The central belief in the self-correcting mechanisms of financial markets -- so remarkably articulated by Alan Greenspan -- has been shattered.
When all this is over, one certainly expects a much more traditional approach from Bernanke's Fed. Officials are talking about the need to try to curb excessive rises in asset prices, although no-one is quite sure how this is to be done.
There will certainly be more banking and stock market regulation-- much of it replacing 1930s regulation which had gone out of fashion and been abolished. If that is as far as it goes, it will probably be all to the good. But if the pessimists are right about a long, grinding correction of US imbalances and excesses, it might go a lot further than that.
The danger is exactly the one which infected the 1930s and became part of the organised international system after the war -- protectionism. It is certainly a concern that cheap Mexican workers seem to be getting more stick in the US presidential campaign than the mega-rich bankers of Wall Street. The impact of low cost labour is easier to understand (and misrepresent), but it is not where the problems lie.

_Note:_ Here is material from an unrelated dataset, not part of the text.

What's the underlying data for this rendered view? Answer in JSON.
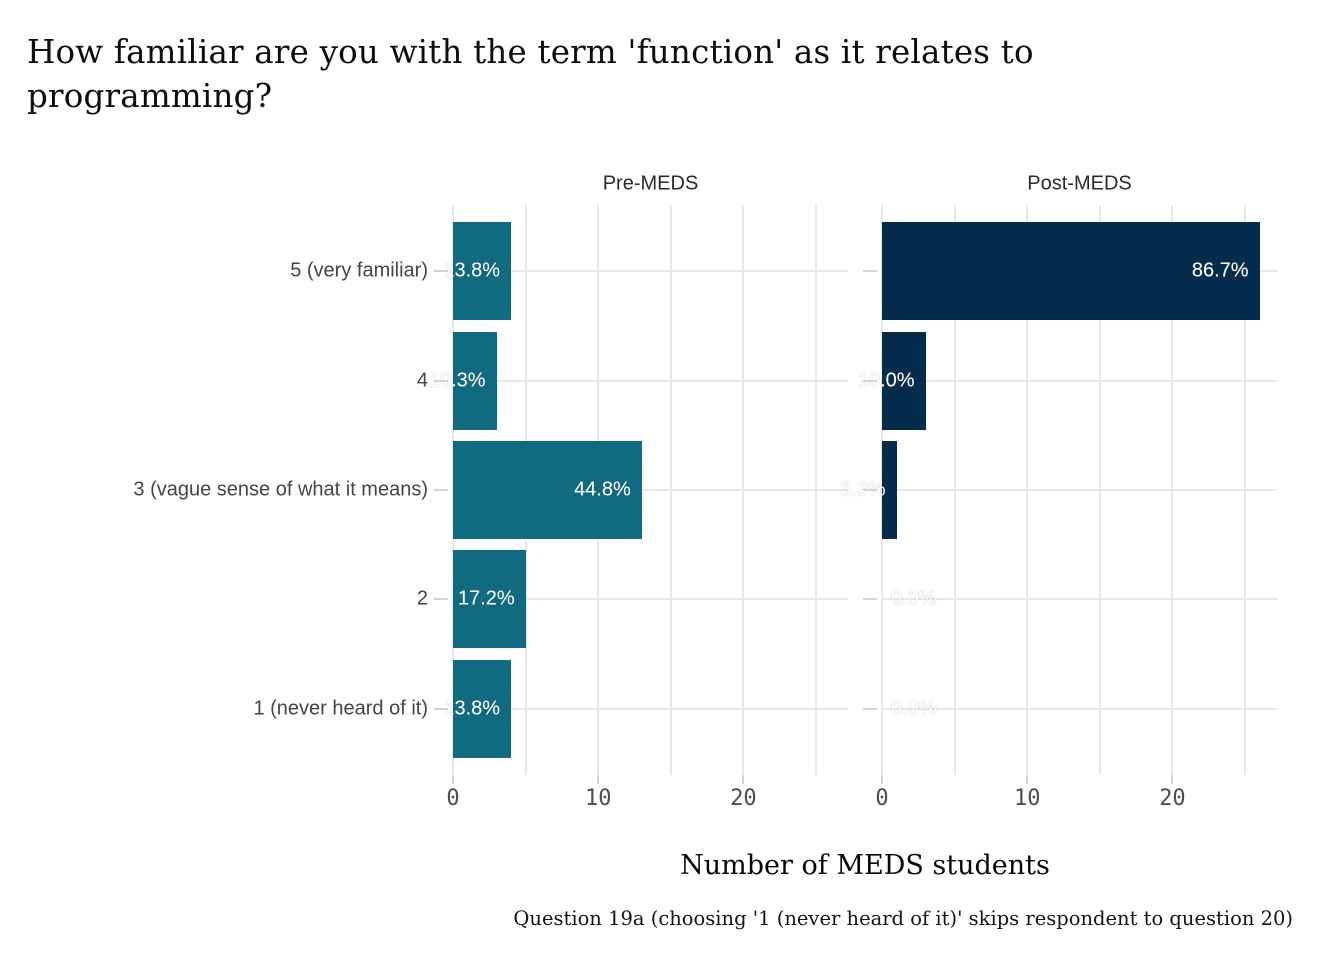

Before opinion swings too far against the excesses of the 1990s and 2000s, we should remember that the period saw the fastest growth in global incomes -- more even than during the Industrial Revolution. Around 500 million people have been removed from subsistence poverty -- five times as many as in the 19th century.
All technical and financial revolutions breed volatility and increase inequality, alongside the rapid rise in total income which they create. The current revolution is no exception. A previous generation went too far in trying to control these undesirable elements but, equally, it is now clear to almost everyone that they cannot be left to their own devices. Can this generation do any better in getting the balance right?